When was the last time you had a discussion of abortion rights at Bowdoin? I mean a real discussion, in which people actually disagreed. It’s terribly good fun to say, “Abortion should always be free and easy, right?” and hear your friend say, “RIGHT? Oh my god the Republicans! It’s disgraceful!” But this is not a discussion. Think back to the last time you sat down and really thought to yourself, “When do I really believe that a fetus has become a person?” or “What sorts of rights does the father of a fetus have over its fate?” or “Are people on the other side of this question thinking about it in the same terms that I am?” When was the last time you engaged with somebody else who disagrees with your answers to those questions? I haven’t done that at Bowdoin and I don’t believe I’m alone.

These are questions that need answers, and they are still up for debate as far as the rest of the country is concerned. The views that prevail at Bowdoin are not the only ones. Professor of History Patrick Rael brought up an invaluable point that must not be ignored, but these are not questions about whether the Holocaust happened or why there are still monkeys if I “evolved” from one. (Checkmate, atheists). There are dozens of live, unsettled questions being debated by our society. Hate speech, gun control, the nature of religious rights or gay rights or trans rights, police violence, national security, privacy, trade deals, financial regulation, the Electoral College, who should be president—all these questions are not settled yet. They seem settled at Bowdoin, and that should be cause for worry if you believe (as I do) that there are right answers to these questions and that these answers matter.
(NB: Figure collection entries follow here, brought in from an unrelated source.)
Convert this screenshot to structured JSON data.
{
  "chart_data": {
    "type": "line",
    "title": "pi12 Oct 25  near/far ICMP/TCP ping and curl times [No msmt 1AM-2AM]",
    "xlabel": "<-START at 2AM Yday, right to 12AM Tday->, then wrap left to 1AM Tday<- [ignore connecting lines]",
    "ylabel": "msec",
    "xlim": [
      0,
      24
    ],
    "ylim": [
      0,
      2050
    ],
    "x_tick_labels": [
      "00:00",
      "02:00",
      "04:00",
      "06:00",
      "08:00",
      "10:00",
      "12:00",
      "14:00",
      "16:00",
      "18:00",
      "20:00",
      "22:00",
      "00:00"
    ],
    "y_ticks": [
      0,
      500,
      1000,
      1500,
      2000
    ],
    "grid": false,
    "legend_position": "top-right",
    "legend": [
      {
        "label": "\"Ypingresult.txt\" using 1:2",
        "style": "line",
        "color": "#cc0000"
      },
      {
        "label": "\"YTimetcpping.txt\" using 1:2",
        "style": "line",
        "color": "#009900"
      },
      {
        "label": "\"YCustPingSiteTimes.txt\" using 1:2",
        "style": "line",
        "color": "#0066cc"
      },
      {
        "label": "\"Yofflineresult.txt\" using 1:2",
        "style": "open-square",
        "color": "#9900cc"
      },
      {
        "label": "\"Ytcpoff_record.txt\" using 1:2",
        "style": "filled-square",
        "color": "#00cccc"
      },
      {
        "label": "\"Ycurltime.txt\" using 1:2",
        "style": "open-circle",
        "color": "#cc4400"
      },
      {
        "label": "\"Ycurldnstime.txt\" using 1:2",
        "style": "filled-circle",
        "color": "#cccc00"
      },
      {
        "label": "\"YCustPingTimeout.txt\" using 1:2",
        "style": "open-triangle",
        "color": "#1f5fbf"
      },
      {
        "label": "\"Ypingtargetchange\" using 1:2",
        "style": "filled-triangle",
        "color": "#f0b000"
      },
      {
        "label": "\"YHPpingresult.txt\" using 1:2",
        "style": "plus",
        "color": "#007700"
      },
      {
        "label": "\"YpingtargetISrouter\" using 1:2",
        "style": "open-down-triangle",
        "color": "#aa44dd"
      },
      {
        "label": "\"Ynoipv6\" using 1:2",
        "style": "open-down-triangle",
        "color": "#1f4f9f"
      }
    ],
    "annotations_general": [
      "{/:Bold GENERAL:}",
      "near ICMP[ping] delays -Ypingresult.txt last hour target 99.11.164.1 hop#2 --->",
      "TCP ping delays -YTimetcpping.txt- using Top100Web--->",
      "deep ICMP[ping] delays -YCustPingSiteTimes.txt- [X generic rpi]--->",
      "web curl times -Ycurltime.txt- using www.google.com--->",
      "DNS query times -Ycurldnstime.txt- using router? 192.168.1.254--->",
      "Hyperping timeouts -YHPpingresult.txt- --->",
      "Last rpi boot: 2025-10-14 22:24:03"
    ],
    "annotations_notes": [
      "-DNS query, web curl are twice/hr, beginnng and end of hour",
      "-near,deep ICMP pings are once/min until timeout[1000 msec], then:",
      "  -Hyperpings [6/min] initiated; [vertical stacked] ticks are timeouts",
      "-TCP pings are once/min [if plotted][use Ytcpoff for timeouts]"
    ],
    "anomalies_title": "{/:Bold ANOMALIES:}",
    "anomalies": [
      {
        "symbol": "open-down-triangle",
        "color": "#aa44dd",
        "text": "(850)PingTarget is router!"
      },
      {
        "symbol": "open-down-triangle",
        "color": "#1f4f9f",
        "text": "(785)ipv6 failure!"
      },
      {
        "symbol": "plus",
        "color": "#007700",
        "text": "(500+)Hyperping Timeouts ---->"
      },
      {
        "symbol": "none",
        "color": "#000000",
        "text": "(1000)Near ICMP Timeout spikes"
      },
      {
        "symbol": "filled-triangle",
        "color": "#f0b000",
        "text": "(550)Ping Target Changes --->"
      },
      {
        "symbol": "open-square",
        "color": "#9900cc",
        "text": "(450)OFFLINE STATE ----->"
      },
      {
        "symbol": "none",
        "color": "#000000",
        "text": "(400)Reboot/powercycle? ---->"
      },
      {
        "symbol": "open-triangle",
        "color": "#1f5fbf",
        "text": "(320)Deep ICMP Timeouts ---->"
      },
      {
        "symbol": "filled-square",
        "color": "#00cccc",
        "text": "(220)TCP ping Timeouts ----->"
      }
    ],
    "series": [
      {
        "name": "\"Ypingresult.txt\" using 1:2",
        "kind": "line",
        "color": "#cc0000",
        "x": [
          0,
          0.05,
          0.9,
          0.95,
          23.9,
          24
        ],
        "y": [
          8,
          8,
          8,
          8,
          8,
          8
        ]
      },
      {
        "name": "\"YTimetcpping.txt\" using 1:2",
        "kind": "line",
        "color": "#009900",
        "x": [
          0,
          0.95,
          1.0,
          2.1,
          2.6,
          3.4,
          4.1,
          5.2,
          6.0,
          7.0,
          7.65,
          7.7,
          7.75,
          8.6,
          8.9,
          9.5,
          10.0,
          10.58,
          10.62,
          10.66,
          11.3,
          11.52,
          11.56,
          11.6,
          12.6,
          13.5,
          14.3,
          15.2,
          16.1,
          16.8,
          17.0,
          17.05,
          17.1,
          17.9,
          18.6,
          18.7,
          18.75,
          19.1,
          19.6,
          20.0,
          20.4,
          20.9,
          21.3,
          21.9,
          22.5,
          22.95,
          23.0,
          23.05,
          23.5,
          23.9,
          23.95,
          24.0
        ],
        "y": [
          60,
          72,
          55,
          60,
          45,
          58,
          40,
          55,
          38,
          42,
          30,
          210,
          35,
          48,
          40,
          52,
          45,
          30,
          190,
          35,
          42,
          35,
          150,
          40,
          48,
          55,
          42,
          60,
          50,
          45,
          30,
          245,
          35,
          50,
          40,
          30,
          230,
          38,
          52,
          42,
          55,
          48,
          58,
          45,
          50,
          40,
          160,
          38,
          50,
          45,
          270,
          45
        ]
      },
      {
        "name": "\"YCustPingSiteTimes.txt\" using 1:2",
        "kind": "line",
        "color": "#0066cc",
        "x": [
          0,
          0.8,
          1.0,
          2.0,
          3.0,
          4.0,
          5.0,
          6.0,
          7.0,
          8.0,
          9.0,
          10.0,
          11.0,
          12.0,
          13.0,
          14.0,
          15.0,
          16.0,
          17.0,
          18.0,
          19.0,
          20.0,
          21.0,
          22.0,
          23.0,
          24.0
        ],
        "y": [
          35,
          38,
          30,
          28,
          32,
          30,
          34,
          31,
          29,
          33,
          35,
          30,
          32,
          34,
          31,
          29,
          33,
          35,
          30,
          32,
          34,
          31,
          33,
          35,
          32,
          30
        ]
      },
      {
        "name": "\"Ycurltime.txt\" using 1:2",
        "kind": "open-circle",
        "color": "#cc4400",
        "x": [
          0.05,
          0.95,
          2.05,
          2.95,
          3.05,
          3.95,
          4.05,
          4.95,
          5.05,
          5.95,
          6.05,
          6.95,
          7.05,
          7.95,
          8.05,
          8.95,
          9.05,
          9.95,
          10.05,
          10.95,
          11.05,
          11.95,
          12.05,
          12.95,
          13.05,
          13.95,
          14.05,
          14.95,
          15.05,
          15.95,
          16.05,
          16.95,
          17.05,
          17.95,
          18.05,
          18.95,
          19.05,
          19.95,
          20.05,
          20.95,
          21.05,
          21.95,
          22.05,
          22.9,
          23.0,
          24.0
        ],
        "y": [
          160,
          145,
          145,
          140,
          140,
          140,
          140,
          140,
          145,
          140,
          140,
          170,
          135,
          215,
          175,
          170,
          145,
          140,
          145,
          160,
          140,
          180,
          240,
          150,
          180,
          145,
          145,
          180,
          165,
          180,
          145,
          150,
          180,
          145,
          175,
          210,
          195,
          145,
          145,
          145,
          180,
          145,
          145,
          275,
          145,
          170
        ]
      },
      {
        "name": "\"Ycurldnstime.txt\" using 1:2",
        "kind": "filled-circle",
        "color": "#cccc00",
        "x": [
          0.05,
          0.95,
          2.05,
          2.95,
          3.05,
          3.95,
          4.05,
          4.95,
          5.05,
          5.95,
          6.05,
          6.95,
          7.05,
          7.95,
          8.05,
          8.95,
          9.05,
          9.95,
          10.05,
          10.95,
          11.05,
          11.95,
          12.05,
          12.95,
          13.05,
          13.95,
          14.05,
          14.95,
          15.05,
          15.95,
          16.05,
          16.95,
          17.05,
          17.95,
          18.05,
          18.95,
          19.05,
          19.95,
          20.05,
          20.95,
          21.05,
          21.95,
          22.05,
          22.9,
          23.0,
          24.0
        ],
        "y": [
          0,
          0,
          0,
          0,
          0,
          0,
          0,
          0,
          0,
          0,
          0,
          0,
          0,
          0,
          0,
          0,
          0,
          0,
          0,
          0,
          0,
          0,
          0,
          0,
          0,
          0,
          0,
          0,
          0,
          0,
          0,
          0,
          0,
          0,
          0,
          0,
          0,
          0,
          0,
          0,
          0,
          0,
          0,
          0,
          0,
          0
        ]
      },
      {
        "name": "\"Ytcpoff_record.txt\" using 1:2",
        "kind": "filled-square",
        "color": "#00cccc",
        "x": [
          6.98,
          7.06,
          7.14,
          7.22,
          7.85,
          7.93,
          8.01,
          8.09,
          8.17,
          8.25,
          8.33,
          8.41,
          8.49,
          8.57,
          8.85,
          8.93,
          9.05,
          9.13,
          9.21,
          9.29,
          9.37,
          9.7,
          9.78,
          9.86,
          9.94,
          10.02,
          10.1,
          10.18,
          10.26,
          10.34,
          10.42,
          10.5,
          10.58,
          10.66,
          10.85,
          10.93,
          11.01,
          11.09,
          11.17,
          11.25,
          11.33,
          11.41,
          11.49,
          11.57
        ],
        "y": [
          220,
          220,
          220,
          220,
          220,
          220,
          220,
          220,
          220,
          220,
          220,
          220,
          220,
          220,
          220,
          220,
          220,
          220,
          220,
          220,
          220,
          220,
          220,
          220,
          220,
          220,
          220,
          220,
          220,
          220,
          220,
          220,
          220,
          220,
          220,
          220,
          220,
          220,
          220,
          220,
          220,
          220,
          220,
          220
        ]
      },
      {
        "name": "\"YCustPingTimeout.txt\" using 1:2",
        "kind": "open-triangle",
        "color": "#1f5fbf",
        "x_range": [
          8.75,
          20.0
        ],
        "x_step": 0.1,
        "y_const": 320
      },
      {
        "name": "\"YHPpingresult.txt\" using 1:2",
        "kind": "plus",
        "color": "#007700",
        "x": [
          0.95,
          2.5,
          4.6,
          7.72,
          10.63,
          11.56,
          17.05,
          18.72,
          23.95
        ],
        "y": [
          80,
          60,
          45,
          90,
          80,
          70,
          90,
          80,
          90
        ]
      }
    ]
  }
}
A fighter trains in many ways. She runs, she lifts, she practices her form, she watches “Rocky.” She punches a punching bag. Most importantly, she spars with a real, live human opponent. This is essential, because a punching bag will just hang there and let you hit it. A human will block your blows, dance around the ring and strike back at you. At Bowdoin, we are woefully short of intellectual sparring partners. This will stop us from being the best fighters we can be.

To give an example: there are people on this campus who voted for Trump. The ones I’ve met didn’t do it because they hate everyone who’s not white and straight and born in this country. I have fundamental disagreements with them and with the president. Nobody is served by creating an atmosphere in which they’d rather just shut up. If we are to affect positive change in places where there aren’t OneCards, we will have to convince people. Better by far to start to practice that skill here and now than there and then. We will have to understand arguments we disagree with, consider our opinions as subject to change and believe the same in other people.

Educating people is a very hard thing to do. I hope no one reads this piece and thinks that I don’t respect the work put in by all the people that make our Bowdoin experience possible. I believe the above outlines a flaw, but I would be remiss not to acknowledge that our education is one of the best anyone has ever received. This is not an easy problem to solve, and I contribute to it myself. I believe that acknowledging it is an important first step. For God to win a just trial, the devil needs to be provided a good lawyer.

James Boucher is a member of the Class of 2019.